Einer Theorie zufolge erlebte Europa im 7. Jahrtausend v. Chr. eine Masseneinwanderung von Ackerbauern aus Anatolien, die angeblich in offenen Booten die Ägäis durchkreuzt hätten und an den Küsten Griechenlands an Land gegangen wären. Dies ist die Theorie der Diffusionisten, die von Renfrew (1987) initiiert worden ist. Es entbehrt nicht der Komik, sich ein solches Szenario vorzustellen:
Ackerbauern im westlichen Anatolien verspüren den kollektiven Drang zu migrieren, verlassen ihre Felder und wandern an die Ostküste der Ägäis. Die Motivation für solches Handeln bleibt mysteriös, denn Anzeichen von Überbevölkerung sind für die Periode des frühen Neolithikums in Anatolien archäologisch nicht auszumachen. An der Küste fangen die Bauern an, Boote zu bauen, obwohl sie das noch nie vorher gemacht haben. Und sehr viele Boote mussten gebaut werden, um Massen von Menschen sowie ihr Hab und Gut zu transportieren, selbst wenn die Bauern die Transportkapazitäten der Küstenfischer voll ausgenutzt hätten.
Einige Forscher meinen, die Ackerbauern hätten auch Flöße gebaut, um ihr Hab und Gut zu verladen. Allerdings gibt es an der Ägäisküste gar keine für den Floßbau geeigneten Hölzer, weder damals noch heute. Die Baumarten dort sind gebogen und knorrig. Für den Floßbau braucht man lange und gerade Hölzer, die auch möglichst leicht sind, damit das Floß nicht durch sein Eigengewicht zu tief im Wasser liegt; denn dann kann es kaum Ballast aufnehmen. Aber selbst wenn die Bauern ihre Boote und Flöße fertigstellen konnten, bleibt das Problem des Verladens von Saatgut, von allerlei Gerätschaften und – vor allem – des Herdenviehs. Und hier braucht es schon eine blühende Fantasie, um sich vorzustellen, wie Schafe und Rinder in die damaligen Fahrzeuge verladen worden sein sollen.

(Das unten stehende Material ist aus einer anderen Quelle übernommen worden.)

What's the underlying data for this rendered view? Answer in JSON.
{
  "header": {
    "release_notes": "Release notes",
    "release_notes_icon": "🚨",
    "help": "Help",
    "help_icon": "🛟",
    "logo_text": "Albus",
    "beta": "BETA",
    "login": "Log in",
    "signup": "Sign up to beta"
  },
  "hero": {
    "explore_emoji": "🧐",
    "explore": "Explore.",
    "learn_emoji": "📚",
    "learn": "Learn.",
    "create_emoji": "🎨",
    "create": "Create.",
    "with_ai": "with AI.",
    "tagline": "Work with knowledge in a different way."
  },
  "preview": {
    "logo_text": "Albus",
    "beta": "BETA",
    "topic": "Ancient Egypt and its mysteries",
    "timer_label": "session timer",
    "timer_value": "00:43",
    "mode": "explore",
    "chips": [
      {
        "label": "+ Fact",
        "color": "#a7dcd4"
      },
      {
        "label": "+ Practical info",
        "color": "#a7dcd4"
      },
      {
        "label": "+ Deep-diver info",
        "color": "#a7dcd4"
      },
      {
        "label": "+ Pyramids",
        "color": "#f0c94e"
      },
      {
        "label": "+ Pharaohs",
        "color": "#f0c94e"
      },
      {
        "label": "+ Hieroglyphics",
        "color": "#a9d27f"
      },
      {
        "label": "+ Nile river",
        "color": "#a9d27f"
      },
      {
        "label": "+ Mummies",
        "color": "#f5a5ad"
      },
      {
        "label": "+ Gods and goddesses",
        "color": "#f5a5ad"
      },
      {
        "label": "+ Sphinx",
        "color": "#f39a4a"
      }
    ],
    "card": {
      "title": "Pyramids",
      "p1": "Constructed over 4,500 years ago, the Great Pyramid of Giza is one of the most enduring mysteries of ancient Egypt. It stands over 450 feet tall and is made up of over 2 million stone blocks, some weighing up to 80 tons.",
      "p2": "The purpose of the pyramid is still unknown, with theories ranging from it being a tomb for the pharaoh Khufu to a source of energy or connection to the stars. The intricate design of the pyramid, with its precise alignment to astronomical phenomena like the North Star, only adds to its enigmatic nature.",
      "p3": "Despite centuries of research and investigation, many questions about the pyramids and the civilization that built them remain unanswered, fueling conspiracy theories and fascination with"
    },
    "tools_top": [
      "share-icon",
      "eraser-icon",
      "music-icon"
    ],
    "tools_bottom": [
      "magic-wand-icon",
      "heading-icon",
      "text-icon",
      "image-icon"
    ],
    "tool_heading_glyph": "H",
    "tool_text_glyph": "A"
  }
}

Die domestizierten Rinder Anatoliens gehören zu einer gewichtigen Spezies. Die Kühe brachten ein Lebendgewicht von über 500 kg auf die Waage, und Bullen wogen über 700 kg, vielleicht sogar bis zu 1000 kg. Es ist unmöglich, solche Tiere auf kleine Boote prähistorischer Bauart zu verladen. Hinzu kommt, dass die Bauern, die zu Seefahrern wurden, riesige Mengen an Futter für das Vieh hätten transportieren müssen, selbst wenn die Fahrt übers Meer nur wenige Tage gedauert hätte. Trotzdem fehlt es nicht an skurrilen Spekulationen über prähistorische Viehtransporte.
Eine Hypothese geht sogar noch weiter als die Migrationstheorien über die Ägäis. Demnach hätten die frühen Ackerbauern an der Mittelmeerküste Anatoliens, d.h. im Süden der heutigen Türkei, Flöße gebaut und wären anschließend – mitsamt ihrem Vieh – Hunderte von Kilometern an der Mittelmeerküste entlang ins ägäische Meer und durch die ägäische Inselwelt geradewegs bis an die Nordküste der Ägäis geschippert (Nikolov 2007 a: 18f.).
Es ergibt keinen Sinn, eine Theorie auf Absurditäten zu gründen. Die Knochenreste der Rinder und Schafe, die man an den ältesten Siedlungen von Ackerbauern in Griechenland gefunden hat, sind nun aber solche domestizierter Tiere anatolischer Herkunft. Wenn die Idee absurd ist, dass Migranten ihr Vieh über das Wasser nach Europa gebracht hätten, welche alternative Route bleibt dann für die prähistorischen Viehhalter? Es bleibt die Route über Land.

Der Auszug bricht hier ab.